Die Vergabe von Aufenthaltsrechten innerhalb von administrierten Kontingenten hätte theoretisch den Vorteil, dass der wohlwollende Staat besonders vielversprechende Zuwanderer herauspicken und hohe Eintrittspreise verlangen könnte. Aber so sehr Kostenwahrheit grundsätzlich anzustreben ist, so wenig ist im Einzelfall klar, was das heisst. Während die einen in der Schweiz einen luxuriösen Golfklub sehen, für dessen Mitgliedschaft über den jährlichen Mitgliederbeitrag hinaus ein substanzieller Eintrittspreis hingeblättert werden sollte, nehmen die anderen die Schweiz eher als einen Fussballklub wahr, der für die im Ausland rekrutierten Topspieler erhebliche Einkaufssummen zahlen müsste. Die Personenfreizügigkeit ist da nicht nur liberaler, sondern auch pragmatischer.
Ein dynamisches Zentrum bleiben
Es ist kein Zufall, dass die Schweiz in einer Studie der Bertelsmann-Stiftung als grösste Gewinnerin der Integration im EU-Binnenmarkt aufscheint. Wirtschaftliche Dynamik hat eine geografische Dimension. Kraftzentren entstehen nicht in Palermo oder Rovaniemi, sondern in grenzüberschreitenden Grossregionen wie Süddeutschland, dem Elsass, Norditalien und mittendrin dem Schweizer Mittelland. Der Wohlstand in einem gemeinsamen Arbeitsmarkt wird nicht überall gleich, wie selbst die Erfahrungen in der Schweiz oder den USA zeigen. Er konzentriert sich, bis knapper Boden und steigende Preise dem natürliche Grenzen setzen.
Leistung und Geld sind natürlich nicht alles, was glücklich macht. Aber auch in wohlhabenden Gesellschaften altert und schrumpft die Bevölkerung. In Japan schon lange, in Italien seit einigen Jahren, in Deutschland gerade erst. Der internationale Wettbewerb um Fachkräfte wird härter, die Erwerbstätigen müssen für immer mehr Pensionäre aufkommen: Der Wohlstand gerät unter Druck. Glaubt man den Prognosen, so hat die Schweiz die Chance, noch einige Zeit ein wirtschaftliches Kraftzentrum zu bleiben. Sofern sie weltoffen, liberal und im EU-Binnenmarkt voll integriert bleibt.

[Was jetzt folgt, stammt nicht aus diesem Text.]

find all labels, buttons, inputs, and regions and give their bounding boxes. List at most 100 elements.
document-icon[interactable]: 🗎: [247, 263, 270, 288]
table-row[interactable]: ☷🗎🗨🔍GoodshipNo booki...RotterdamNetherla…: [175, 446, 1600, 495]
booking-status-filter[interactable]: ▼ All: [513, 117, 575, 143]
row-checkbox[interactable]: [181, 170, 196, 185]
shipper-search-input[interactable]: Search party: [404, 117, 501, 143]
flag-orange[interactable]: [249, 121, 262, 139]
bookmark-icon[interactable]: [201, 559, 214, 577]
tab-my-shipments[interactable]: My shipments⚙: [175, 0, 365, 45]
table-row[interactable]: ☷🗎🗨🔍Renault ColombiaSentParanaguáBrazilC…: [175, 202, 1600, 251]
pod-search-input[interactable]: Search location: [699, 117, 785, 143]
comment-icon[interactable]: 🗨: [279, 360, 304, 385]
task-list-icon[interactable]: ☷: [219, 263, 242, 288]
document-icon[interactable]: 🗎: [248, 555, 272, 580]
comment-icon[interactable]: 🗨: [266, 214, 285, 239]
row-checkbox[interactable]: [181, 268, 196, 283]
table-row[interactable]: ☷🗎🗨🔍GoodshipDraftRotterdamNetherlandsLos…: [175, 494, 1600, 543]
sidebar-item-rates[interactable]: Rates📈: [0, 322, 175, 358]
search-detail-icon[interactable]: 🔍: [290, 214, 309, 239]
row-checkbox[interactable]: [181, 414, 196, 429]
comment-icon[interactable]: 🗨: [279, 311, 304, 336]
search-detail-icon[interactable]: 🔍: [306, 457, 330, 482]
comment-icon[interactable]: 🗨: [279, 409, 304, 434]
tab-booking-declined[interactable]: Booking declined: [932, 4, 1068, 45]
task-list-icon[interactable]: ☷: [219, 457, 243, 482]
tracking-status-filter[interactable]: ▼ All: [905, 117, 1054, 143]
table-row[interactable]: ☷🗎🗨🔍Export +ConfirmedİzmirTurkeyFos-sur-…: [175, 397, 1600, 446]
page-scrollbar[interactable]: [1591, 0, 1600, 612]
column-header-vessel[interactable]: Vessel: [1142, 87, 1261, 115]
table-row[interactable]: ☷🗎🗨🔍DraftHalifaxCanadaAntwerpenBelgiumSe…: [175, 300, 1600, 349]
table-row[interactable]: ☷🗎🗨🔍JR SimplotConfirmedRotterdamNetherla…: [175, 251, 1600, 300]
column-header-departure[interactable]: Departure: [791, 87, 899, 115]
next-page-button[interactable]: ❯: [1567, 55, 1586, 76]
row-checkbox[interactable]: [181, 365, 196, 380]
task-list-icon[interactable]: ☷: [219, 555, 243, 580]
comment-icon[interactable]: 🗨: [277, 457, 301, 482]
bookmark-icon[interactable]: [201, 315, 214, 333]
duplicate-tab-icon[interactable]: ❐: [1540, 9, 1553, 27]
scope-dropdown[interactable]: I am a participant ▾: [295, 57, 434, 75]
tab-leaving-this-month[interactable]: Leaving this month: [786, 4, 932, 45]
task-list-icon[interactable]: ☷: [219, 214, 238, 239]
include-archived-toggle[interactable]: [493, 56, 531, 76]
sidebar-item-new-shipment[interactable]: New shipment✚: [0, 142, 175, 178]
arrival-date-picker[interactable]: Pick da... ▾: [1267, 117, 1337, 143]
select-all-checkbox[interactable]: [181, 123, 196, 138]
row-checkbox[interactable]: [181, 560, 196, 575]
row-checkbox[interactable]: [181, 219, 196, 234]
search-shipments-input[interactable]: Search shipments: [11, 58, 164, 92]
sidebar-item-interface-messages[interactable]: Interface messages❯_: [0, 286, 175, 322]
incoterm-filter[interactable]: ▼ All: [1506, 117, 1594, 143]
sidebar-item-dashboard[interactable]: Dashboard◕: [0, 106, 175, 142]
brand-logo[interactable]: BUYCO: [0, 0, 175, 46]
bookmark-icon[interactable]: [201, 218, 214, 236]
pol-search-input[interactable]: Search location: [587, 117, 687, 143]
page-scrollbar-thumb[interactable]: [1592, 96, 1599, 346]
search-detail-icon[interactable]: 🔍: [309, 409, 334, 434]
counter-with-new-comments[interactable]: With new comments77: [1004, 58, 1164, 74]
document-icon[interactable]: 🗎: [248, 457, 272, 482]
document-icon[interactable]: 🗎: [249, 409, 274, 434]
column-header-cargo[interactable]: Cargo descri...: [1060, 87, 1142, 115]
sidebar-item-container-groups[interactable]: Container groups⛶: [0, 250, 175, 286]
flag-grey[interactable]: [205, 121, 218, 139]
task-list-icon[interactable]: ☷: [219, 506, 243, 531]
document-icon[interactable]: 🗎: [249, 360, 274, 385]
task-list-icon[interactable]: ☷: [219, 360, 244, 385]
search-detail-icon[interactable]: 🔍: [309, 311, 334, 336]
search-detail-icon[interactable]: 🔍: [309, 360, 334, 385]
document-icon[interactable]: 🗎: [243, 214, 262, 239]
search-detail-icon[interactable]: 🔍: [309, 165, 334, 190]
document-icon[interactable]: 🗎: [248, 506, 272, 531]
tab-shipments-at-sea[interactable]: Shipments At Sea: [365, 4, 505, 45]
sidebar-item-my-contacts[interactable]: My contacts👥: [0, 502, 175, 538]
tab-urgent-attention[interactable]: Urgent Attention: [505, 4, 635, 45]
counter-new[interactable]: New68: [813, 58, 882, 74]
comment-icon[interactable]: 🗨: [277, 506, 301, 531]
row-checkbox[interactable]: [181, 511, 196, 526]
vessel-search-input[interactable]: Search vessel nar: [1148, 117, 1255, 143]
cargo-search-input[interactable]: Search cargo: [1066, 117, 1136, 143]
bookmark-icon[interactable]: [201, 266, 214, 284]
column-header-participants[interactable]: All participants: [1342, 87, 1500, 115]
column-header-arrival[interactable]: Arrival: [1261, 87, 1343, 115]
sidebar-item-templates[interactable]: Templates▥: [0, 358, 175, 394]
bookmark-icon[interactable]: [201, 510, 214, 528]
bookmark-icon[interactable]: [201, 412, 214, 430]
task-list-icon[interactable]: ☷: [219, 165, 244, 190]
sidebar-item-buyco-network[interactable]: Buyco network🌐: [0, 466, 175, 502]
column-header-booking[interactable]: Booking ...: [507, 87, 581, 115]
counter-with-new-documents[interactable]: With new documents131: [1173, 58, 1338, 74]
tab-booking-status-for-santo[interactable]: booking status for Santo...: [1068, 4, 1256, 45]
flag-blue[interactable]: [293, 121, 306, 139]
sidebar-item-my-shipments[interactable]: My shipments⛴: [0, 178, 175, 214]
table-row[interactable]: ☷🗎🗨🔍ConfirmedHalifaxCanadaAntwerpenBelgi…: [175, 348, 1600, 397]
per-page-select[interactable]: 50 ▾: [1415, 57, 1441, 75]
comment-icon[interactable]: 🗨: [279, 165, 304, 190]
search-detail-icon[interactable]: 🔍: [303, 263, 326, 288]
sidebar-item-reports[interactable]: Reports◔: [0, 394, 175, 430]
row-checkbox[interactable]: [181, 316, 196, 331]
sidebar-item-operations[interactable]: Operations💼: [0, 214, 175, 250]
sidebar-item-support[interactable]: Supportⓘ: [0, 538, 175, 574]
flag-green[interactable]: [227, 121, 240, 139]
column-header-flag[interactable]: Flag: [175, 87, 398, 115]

Die Nachteile der Zuwanderung lassen sich damit nicht einfach wegreden. Es gilt, die Infrastruktur rechtzeitig anzupassen, einer chaotischen Zersiedlung entgegenzutreten, die Qualität des Bildungssystems zu erhalten, Ausländer gut zu integrieren, Ghettobildung und Überregulierung zu vermeiden. Damit die Vorteile der Zuwanderung ihre Nachteile auch weiterhin eindeutig überwiegen.
Die mulmigen Gefühle sind wohl unvermeidlich. Sie sollten Anlass sein, mit der Zuwanderung weitsichtig umzugehen, sie geschickt zu nutzen und ihre Vorteile aufzuzeigen. Populistische Angstmacherei und ein verklärter Blick zurück helfen da nicht weiter. Eine wirtschaftliche Entwicklung, die hohe Wertschöpfung, Wohlstand und ökologischen Wandel generiert, braucht eine gewisse Breite und (europäische) Integration. Richtig angepackt, sind die Personenfreizügigkeit und die 10-Millionen-Schweiz mehr Verheissung als Gefahr.